A tale of inefficiency: Special parliamentary committees fail to deliver

Three bodies remain without chairpersons and have yet to report any progress.


Qamar Zaman September 02, 2012
A tale of inefficiency: Special parliamentary committees fail to deliver

ISLAMABAD:


With Pakistan being confronted by a staggering number of issues, parliamentary initiatives in the form of special committees seem to have failed to deliver.


Constituted after the adoption of certain resolutions in the National Assembly (NA), 11 parliamentary special committees exist currently and are tasked with issues such as the energy crisis, missing persons, regulating fuel prices, tracing those responsible for the country’s debt and overseeing the implementation of other parliamentary resolutions.

Interestingly, three special committees – namely the special committee on domestic and foreign loans, the special committee on missing persons and the special committee to oversee the implementation of resolutions of the All Parties Conference (APC) – do not have chairpersons, according to the latest information put out by the NA secretariat.

“We have sent repeated reminders to the government for making the special committee on domestic and foreign loans operational,” said Pakistan Muslim League Nawaz (PML-N) Deputy Secretary General Ahsan Iqbal, part of the 11-member committee he mentioned. The committee was constituted following a resolution adopted by the NA on July 13.

Asked if the committee had held any meeting yet, Iqbal replied: “Not to my knowledge.”

“The committee was supposed to compile a report within two months, but it hasn’t even met yet,” he added.
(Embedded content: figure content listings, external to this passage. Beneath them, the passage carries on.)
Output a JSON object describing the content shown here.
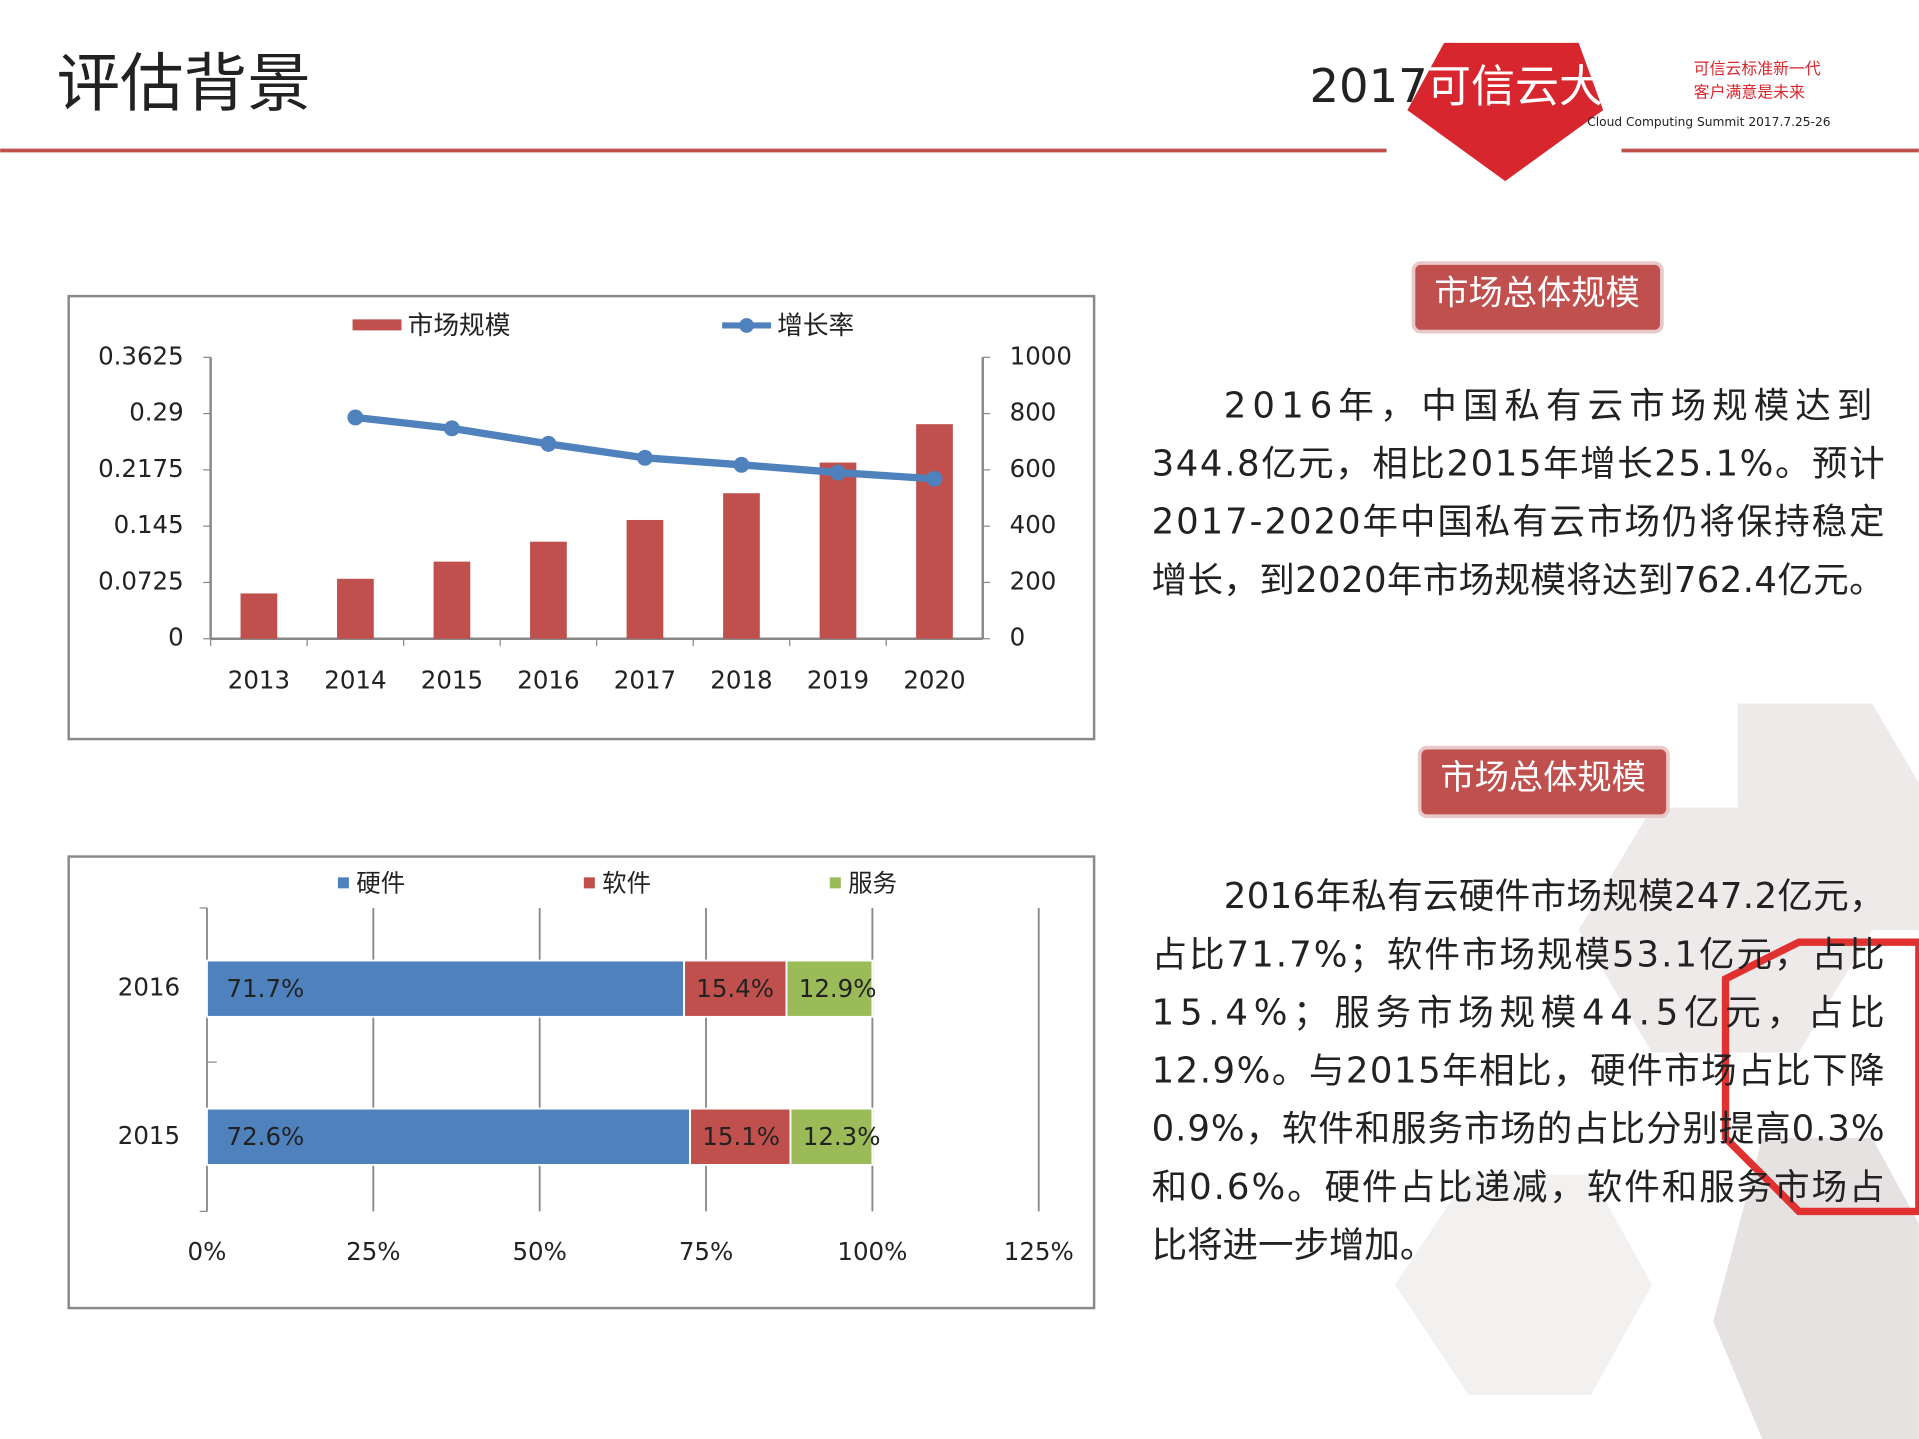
{
  "header": {
    "title": "评估背景",
    "logo_year": "2017",
    "logo_name": "可信云大会",
    "slogan_1": "可信云标准新一代",
    "slogan_2": "客户满意是未来",
    "summit": "Cloud Computing Summit 2017.7.25-26"
  },
  "chart_data": [
    {
      "type": "bar-line",
      "categories": [
        "2013",
        "2014",
        "2015",
        "2016",
        "2017",
        "2018",
        "2019",
        "2020"
      ],
      "series": [
        {
          "name": "市场规模",
          "type": "bar",
          "color": "#c0504d",
          "axis": "y2",
          "values": [
            161,
            213,
            274,
            344.8,
            422,
            517,
            626,
            762.4
          ]
        },
        {
          "name": "增长率",
          "type": "line",
          "color": "#4f81bd",
          "values": [
            null,
            0.285,
            0.271,
            0.251,
            0.233,
            0.224,
            0.214,
            0.206
          ]
        }
      ],
      "ylim": [
        0,
        0.3625
      ],
      "yticks": [
        0,
        0.0725,
        0.145,
        0.2175,
        0.29,
        0.3625
      ],
      "y2lim": [
        0,
        1000
      ],
      "y2ticks": [
        0,
        200,
        400,
        600,
        800,
        1000
      ],
      "legend": "top"
    },
    {
      "type": "stacked-hbar",
      "categories": [
        "2016",
        "2015"
      ],
      "series": [
        {
          "name": "硬件",
          "color": "#4f81bd",
          "values": [
            71.7,
            72.6
          ],
          "value_labels": [
            "71.7%",
            "72.6%"
          ]
        },
        {
          "name": "软件",
          "color": "#c0504d",
          "values": [
            15.4,
            15.1
          ],
          "value_labels": [
            "15.4%",
            "15.1%"
          ]
        },
        {
          "name": "服务",
          "color": "#9bbb59",
          "values": [
            12.9,
            12.3
          ],
          "value_labels": [
            "12.9%",
            "12.3%"
          ]
        }
      ],
      "xlim": [
        0,
        125
      ],
      "xticks": [
        {
          "value": 0,
          "label": "0%"
        },
        {
          "value": 25,
          "label": "25%"
        },
        {
          "value": 50,
          "label": "50%"
        },
        {
          "value": 75,
          "label": "75%"
        },
        {
          "value": 100,
          "label": "100%"
        },
        {
          "value": 125,
          "label": "125%"
        }
      ],
      "grid": true,
      "legend": "top"
    }
  ],
  "panels": [
    {
      "badge": "市场总体规模",
      "lines": [
        "2016年，中国私有云市场规模达到",
        "344.8亿元，相比2015年增长25.1%。预计",
        "2017-2020年中国私有云市场仍将保持稳定",
        "增长，到2020年市场规模将达到762.4亿元。"
      ]
    },
    {
      "badge": "市场总体规模",
      "lines": [
        "2016年私有云硬件市场规模247.2亿元，",
        "占比71.7%；软件市场规模53.1亿元，占比",
        "15.4%；服务市场规模44.5亿元，占比",
        "12.9%。与2015年相比，硬件市场占比下降",
        "0.9%，软件和服务市场的占比分别提高0.3%",
        "和0.6%。硬件占比递减，软件和服务市场占",
        "比将进一步增加。"
      ]
    }
  ]
}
“Pakistan’s debt has reached Rs12 trillion from Rs5.5 trillion over the last four-and-a-half years… people are owed an explanation,” Iqbal exclaimed.

The special committee on missing persons, constituted in May this year, has likewise met on no more than two occasions.

“It seems as if the government is least interested,” said Sajid Ahmed, a member of the committee from the Muttahida Qaumi Movement (MQM). Recalling the first meeting, he said only two members, including him, showed up.

Regarding the delay in electing a committee chairperson, Ahmed said “Religious Affairs Minister Khurshid Shah, during the second meeting, suggested that if a Senate committee was working on the same issue, there was no need of an NA panel on the subject.” Shah’s proposal was rejected by committee members, he added.

Ahmed also informed that PML-N’s Lt Gen (retd) Abdul Qadir Baloch and Jamiat Ulema-e-Islam Fazl’s (JUI-F) Maulana Attaur Rehman shied away from chairmanship when asked. He hoped, however, that the committee would meet next week, parallel to an NA session.

The stalled implementation of parliamentary resolutions has haunted the incumbent government throughout its tenure. The opposition has repeatedly complained in this regard as well.

NA Speaker Dr Fehmida Mirza constituted an 11-member special committee to oversee that the resolutions, passed in last September’s APC, were implemented. The committee was supposed to make public its progress every month.

Prime Minister Raja Pervaiz Ashraf was appointed committee chairman last November, but he was de-notified a few weeks ago and the slot remains vacant since.

Published in The Express Tribune, September 2nd, 2012.